Usted está aquí: viernes 19 de octubre de 2007 Opinión Las sin nombre

José Cueli

Las sin nombre

Alquiló una cama en el cuarto de una casa sin número, del lote sin número, de la manzana sin número, de la colonia sin nombre. Una mujer sin nombre ni edad ni ocupación. Nada tenía a primera vista de particular; ni era guapa ni fea ni joven ni anciana; vestía de riguroso chal negro y pasaba como sombra, tímida, silenciosa.

Lo que en ella me llamó la atención fue la palidez cadavérica de su rostro. Para formarse una idea de ella, habría que rescatar las historias de vampiros de Edgar Allan Poe y servirse de frases que correspondieran al lenguaje poético, y la palidez sepulcral. Sólo la muerte puede dar un tono así a una faz humana.

El manto negro encuadraba y realzaba aquel rostro de cera con una expresión peculiar, mezcla de dolor y erotismo, de calma y sufrimiento insoportable. Mis años de trabajo de investigación con marginales me llevó a pensar que allí no existía sólo un estado patológico delatado por los síntomas de desnutrición, cuando atacan los tejidos y producen desórdenes graves. La extrema languidez, el color muerto, los párpados caídos, eran señales de que faltaba el juego vital, licor precioso que reparte por el organismo energía y fuerza.

Existía, según me confirmó, no una enfermedad, sino una ausencia, una gran ausencia de la que era muy consciente.
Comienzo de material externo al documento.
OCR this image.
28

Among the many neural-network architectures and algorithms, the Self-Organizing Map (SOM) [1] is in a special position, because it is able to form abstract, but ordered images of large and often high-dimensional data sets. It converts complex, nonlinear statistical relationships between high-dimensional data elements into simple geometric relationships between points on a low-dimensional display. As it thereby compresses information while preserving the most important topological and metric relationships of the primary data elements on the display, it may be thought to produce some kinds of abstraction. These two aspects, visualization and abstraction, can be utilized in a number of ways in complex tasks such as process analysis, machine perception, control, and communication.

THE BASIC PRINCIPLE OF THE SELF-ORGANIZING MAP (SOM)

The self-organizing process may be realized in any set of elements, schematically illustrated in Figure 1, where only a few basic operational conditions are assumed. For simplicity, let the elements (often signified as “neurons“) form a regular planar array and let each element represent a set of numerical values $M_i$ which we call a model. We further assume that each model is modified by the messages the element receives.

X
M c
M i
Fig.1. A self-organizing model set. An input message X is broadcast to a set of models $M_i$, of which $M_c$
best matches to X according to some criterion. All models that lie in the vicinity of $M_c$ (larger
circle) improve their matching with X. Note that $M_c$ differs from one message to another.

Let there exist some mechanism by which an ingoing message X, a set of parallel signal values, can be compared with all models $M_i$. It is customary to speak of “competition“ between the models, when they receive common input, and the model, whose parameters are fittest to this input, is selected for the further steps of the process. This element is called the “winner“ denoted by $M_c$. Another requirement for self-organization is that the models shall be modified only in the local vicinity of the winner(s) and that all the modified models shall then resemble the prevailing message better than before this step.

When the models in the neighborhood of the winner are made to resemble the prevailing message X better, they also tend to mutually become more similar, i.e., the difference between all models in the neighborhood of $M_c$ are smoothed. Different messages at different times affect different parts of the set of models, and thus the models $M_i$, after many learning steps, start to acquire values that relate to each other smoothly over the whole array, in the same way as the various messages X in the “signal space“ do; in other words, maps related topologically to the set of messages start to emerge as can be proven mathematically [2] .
Ausencia que era anhelo de fusión con el cosmos, fantasía sin nombre que chocaba con el presente y su propia presencia dolorosa y erótica que no encontraba las palabras, por ser el inconsciente siempre móvil y, por tanto, incomprensible.

Ausencia que era consciente en una mujer parcialmente celosa de anhelos que buscaba la revelación entre lo antiguo y lo moderno; la vida campesina y la de la ciudad, el hambre y la comida; ser mujer y una sufrida maternidad. Un punto en que los contrarios dejaran de verse como contradictorios al desaparecer su relación con lo real, para entrar al mundo de las representaciones, de las diferencias, ésas que abren rupturas, únicas huellas de ausencia en las que se pierden los orígenes.

Ausencia de esta mujer, pálida como la cera, que buscaba sonidos que la abrieran con ritmo y formaran otro lenguaje de su ausencia, en representaciones más allá de lo palpable, escondidas en el fondo de la mente, escritas en otro lenguaje, irreal, dimensión que se le daba dejando de ser, en un entramado de carencias, en el que su cuerpo ya no le importaba.

Ausencia de esta mujer desesperada por el encuentro de una sintaxis de su nada interno, expresión íntima que no tenía palabras que la designaran y era intuición sensible de la ultrarrealidad que era lo opuesto a lo infrahumano en que vivía, en plena crisis, cada día con más hambre, por supuesto con millones de mujeres marginales en el oriente de la ciudad. Está mujer sin nombre, que alquila un cuarto móvil, en una ciudad que camina a las nubes y no le importa ya el mundo exterior, sólo remite a su ausencia, sus ausencias, llantos de colores indiferenciados.